Now don't mistake me. I'm not saying this is the destiny of all Rust projects. Of course it is possible to write Rust code which is completely safe. Projects that are nicely self-contained, don't have to interact with anything, are not safety-critical, are not performance-critical... whether a specific project, like the Linux kernel, checks these criteria, is another question.

But writing completely safe code under certain conditions by following certain coding standards is nothing alien to a whole lot of other programming languages either.

Agreed, FSVO "popular". There doesn't seem to be any shortage of people wanting to contribute Linux-in-Rust work, but they'll remain outnumbered by Linux-in-C developers in the foreseeable future, How much of a problem that'll be remains to be seen, and will certainly depend on the various subsystem maintainers' policies.

Disagree, this doesn't work for C++ either. C++ has its own set of gotchas, it's not just API-level differences you can look up in a reference. If anything, the fact that Rust doesn't look like C makes it a better candidate than C++ because it'll avoid overconfident C developers thinking they can write good C++.

At $DAYJOB I mentor new recruits on both large C++ and Rust projects, and I have less trouble accepting Rust merge requests than C++ ones. Rust usually has tighter APIs, enabling devs to reason more locally without having to check foreign code or manually uphold invariants as much as C++. Rust is ultimately a simpler language than C++ (Rust's initial learning curve is notoriously steep, but C++'s learning curve keeps climbing for years), making training less costly.

Absolutely. The debate is over what those conditions are, and how costly they are to implement. Seasoned C++ devs seem particularly prone to underestimating the later.

True, but usually you can contain it and know exactly where to look for

@NobodyXu @moltonel
as I written earlier I don't think c++ on its own is good solution. Somehow c++ is still missing option to disable features, for example compilers sees `std::thread` or raw copy constructor then it stops compilation. Also approach to undefined behavior, "it cannot happen so let's optimize" not so often is bad.

Maybe I shouldn't have used c++ as comparison point. Yeah, c++ is tricky and it's super easy for c developer to make a bug, (wanted to point that some smaller fixes can be checked by c developer).
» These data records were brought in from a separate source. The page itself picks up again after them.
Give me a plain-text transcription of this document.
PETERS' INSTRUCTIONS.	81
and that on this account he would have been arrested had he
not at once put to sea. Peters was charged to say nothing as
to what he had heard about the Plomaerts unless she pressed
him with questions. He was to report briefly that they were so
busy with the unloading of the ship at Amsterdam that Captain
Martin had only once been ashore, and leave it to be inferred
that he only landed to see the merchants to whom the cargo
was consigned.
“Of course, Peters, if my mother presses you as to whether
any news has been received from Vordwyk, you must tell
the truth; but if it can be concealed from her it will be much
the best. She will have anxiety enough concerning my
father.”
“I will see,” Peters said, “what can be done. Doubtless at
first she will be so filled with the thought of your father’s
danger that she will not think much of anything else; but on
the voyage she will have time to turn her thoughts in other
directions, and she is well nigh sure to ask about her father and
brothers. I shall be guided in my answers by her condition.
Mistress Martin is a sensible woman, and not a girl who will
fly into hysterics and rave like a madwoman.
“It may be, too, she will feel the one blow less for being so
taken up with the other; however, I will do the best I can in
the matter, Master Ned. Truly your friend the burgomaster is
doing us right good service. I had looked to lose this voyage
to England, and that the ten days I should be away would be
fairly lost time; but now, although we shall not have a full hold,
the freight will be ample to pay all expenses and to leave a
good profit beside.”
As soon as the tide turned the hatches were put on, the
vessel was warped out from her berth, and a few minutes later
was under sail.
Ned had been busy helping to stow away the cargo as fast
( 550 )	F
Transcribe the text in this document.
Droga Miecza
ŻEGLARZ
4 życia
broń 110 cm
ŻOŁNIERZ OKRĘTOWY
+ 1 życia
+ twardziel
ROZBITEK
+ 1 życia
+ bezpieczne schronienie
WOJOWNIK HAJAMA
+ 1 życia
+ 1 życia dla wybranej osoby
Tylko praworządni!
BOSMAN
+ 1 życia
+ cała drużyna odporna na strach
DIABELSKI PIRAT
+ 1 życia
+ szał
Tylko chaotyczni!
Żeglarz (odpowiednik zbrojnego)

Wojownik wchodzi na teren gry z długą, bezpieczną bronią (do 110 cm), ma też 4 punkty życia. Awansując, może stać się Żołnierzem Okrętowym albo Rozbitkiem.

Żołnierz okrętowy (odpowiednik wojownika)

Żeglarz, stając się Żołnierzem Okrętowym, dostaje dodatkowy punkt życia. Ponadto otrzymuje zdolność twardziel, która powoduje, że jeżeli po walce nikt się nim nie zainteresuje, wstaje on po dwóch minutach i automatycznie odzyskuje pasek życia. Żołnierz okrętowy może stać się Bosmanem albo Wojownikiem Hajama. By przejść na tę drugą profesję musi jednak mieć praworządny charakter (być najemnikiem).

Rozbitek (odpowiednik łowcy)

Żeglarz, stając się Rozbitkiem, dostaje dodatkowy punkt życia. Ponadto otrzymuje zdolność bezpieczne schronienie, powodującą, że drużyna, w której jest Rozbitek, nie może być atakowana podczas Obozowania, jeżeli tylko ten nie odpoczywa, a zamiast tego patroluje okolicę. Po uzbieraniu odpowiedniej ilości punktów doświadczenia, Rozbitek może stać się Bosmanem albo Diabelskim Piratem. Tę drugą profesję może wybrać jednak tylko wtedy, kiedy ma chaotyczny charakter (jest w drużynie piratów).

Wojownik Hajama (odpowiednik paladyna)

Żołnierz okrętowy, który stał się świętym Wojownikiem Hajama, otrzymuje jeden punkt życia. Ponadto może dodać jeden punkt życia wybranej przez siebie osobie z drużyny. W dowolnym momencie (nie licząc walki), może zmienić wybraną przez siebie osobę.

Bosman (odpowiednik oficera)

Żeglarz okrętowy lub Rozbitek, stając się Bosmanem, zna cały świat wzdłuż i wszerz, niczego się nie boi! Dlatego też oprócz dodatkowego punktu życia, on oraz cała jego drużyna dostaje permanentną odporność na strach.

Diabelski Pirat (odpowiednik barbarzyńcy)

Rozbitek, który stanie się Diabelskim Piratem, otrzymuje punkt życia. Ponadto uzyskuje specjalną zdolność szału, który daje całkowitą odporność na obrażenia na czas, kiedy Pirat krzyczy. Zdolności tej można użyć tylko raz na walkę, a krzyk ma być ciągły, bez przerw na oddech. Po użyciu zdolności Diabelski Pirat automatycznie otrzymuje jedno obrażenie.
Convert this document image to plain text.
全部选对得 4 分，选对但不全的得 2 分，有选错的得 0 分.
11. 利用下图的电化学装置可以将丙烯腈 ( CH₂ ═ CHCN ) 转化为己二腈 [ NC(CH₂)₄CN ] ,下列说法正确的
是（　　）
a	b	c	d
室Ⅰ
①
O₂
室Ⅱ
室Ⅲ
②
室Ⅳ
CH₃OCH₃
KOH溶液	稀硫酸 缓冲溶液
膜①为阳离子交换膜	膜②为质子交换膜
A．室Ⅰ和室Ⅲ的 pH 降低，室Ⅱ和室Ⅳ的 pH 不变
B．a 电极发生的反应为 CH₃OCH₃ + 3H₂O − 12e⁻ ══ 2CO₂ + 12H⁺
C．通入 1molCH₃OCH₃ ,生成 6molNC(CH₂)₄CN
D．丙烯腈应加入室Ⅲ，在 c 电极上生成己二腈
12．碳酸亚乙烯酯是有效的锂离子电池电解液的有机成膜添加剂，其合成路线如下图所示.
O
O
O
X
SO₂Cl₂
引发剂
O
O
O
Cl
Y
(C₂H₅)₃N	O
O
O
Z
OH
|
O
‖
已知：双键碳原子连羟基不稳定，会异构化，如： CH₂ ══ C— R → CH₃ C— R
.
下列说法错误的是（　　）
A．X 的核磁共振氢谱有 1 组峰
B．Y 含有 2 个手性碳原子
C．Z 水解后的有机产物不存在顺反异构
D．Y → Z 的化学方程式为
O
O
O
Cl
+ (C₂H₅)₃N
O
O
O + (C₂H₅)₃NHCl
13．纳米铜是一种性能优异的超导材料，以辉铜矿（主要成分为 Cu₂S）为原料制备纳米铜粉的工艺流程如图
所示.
I never compared Rust to C. I agree 100%, C is ridiculously bad in this aspect. However, the memory-safety difference between idiomatic Rust and idiomatic C++ is minimal, while both being easy to develop for. Mind you, idiomatic C++ code is not the same today as it was 10 years ago (not even sure if "idiomatic C++" existed 10 years ago - today it does). People who think everything needs to be rewritten in Rust and that will bring us salvation are wrong on two fronts: 1) it won't, and 2) easy memory-safe programming existed even before Rust. Not in C, that is true.

That's not how math works.

What slow release cycle? I receive kernel .x updates very frequently.

Also, if C maintainers are so easy to find, why don't you go and tell the SystemD folks? 'Cause they claim it's hard to find C maintainers, but clearly that's a bad excuse 'cause *you* can just pull them out of a can, right?

with idiomatic rust code you mean 'restricting to safe rust?
Considering C++ - no, C++ is not as safe. Not even if you only use modern C++17 code. I program c++ as a day job for many years and I think I know what I'm talking about as I know rust as well.

To sum up my two biggest concerns:

* C++ won't stop you from reading memory from Thread A while writing from Thread B. rust does, at compile time.
* C++ won't stop you from using references, which became invalid.

And the worst part is: neither the compiler nor clang-tidy will complain.

Now you could argue: well, that stuff is easy to get right in the first place. I agree, most of the time people do. But what happens if after some time people refactor, the behaviour changes and now you have another thread and forgot to add mutexes or mutate some container while keeping the reference? Bam, crash!

Rust wouldn't compile the refactored code, that's an advantage.